Here’s one other thing I just want to say. It’s really late at night, and I’m writing this in the dark. I’m certain Zsolt would love it if I stopped writing, but he’s a good sport too. Anyhow, here is what I wanted to say: treatment blows for young women with bc. Like, it sucks. I’m blocked from all the good studies because I’m not 1) over 65 and 2) without a uterus.

Where are the drug studies for young women with this damn disease? Why can I be eligible for the drug with great potential? Why do I need to wrestle with my oncologist and pharmacist to be covered for a certain prescription, and have to argue how I’m most certainly post-menopausal – not having had my period for over a year, enjoying the never-ending flux of hot flashes and anxiety, watching certain body parts shrink from lack of estrogen, definitely not ovulating with a diminished sex drive, and also not-so-much enjoying the constant pain when doing adult activities due to a crazy weird tightening of the lady parts. Seriously, it’s like being revirginized after every go!
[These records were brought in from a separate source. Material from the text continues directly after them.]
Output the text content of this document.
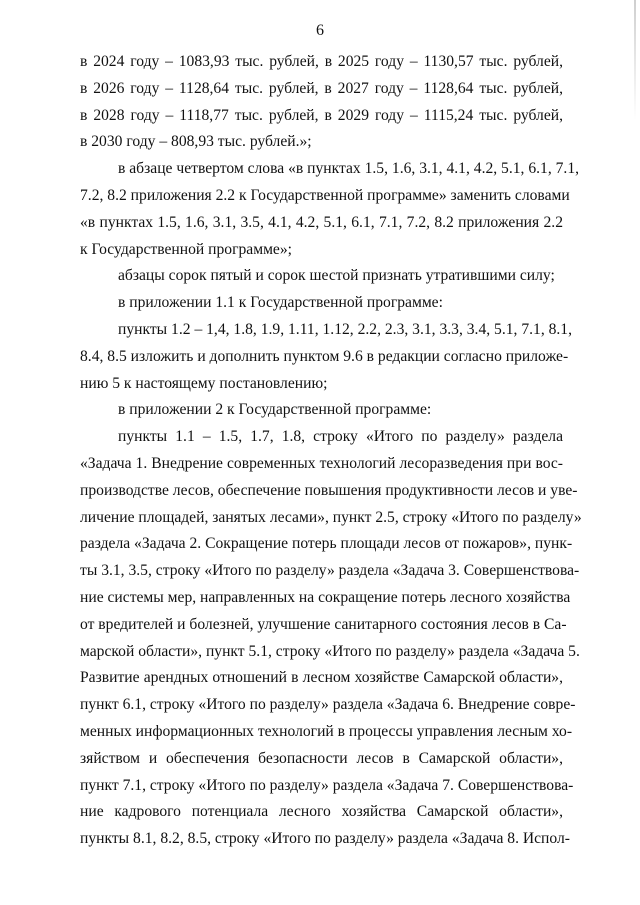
6
в 2024 году – 1083,93 тыс. рублей, в 2025 году – 1130,57 тыс. рублей,
в 2026 году – 1128,64 тыс. рублей, в 2027 году – 1128,64 тыс. рублей,
в 2028 году – 1118,77 тыс. рублей, в 2029 году – 1115,24 тыс. рублей,
в 2030 году – 808,93 тыс. рублей.»;
в абзаце четвертом слова «в пунктах 1.5, 1.6, 3.1, 4.1, 4.2, 5.1, 6.1, 7.1,
7.2, 8.2 приложения 2.2 к Государственной программе» заменить словами
«в пунктах 1.5, 1.6, 3.1, 3.5, 4.1, 4.2, 5.1, 6.1, 7.1, 7.2, 8.2 приложения 2.2
к Государственной программе»;
абзацы сорок пятый и сорок шестой признать утратившими силу;
в приложении 1.1 к Государственной программе:
пункты 1.2 – 1,4, 1.8, 1.9, 1.11, 1.12, 2.2, 2.3, 3.1, 3.3, 3.4, 5.1, 7.1, 8.1,
8.4, 8.5 изложить и дополнить пунктом 9.6 в редакции согласно приложе-
нию 5 к настоящему постановлению;
в приложении 2 к Государственной программе:
пункты 1.1 – 1.5, 1.7, 1.8, строку «Итого по разделу» раздела
«Задача 1. Внедрение современных технологий лесоразведения при вос-
производстве лесов, обеспечение повышения продуктивности лесов и уве-
личение площадей, занятых лесами», пункт 2.5, строку «Итого по разделу»
раздела «Задача 2. Сокращение потерь площади лесов от пожаров», пунк-
ты 3.1, 3.5, строку «Итого по разделу» раздела «Задача 3. Совершенствова-
ние системы мер, направленных на сокращение потерь лесного хозяйства
от вредителей и болезней, улучшение санитарного состояния лесов в Са-
марской области», пункт 5.1, строку «Итого по разделу» раздела «Задача 5.
Развитие арендных отношений в лесном хозяйстве Самарской области»,
пункт 6.1, строку «Итого по разделу» раздела «Задача 6. Внедрение совре-
менных информационных технологий в процессы управления лесным хо-
зяйством и обеспечения безопасности лесов в Самарской области»,
пункт 7.1, строку «Итого по разделу» раздела «Задача 7. Совершенствова-
ние кадрового потенциала лесного хозяйства Самарской области»,
пункты 8.1, 8.2, 8.5, строку «Итого по разделу» раздела «Задача 8. Испол-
So, don’t tell me I’m not postmenopausal! BAH! The nerve of some people. I could go on, but had better not.

Topic Jump:

Soon it’ll be the 10 year anniversary of when Zsolt and I got together. We met in Nice, France, and plan to go back there for a couple days during our trip. Pretty damn romantic, eh? I expect it to be too-quick, very emotional, and deeply important to us both to return. The number of times we’ve recounted the story of ‘how we met’ to one other – well, it’s a lot – so to actually be returning to the scene of that miracle feels good. It’s important to us both.

Topic Jump:

It’s almost midnight. I’m getting tired. No wheeze for the time being. I guess it went away.

Topic Jump:

Bedtime.

Good night.

Random rant over.

:)

Maybe now I can sleep.

P.S. (Apparently my right leg is ahead of me. I’ve been sitting a weird way while writing this, and now it’s totally numb!)

Cruising to Hungary!

So, we just bought ourselves two tickets to Europe on the Queen Mary. Yep. That happened. June 3rd.

Yay for Hungary! Yay for Sailing! Yay for Balaton!

(boo not getting onto studies. I’m officially on some other hormone blocker instead. Hmm. But hopefully the drug I wanted will soon be commercially available, so it won’t need a study. Soon. Hopefully. In the meanwhile, I’ll try the healing water of my favourite lake & work with my mom!)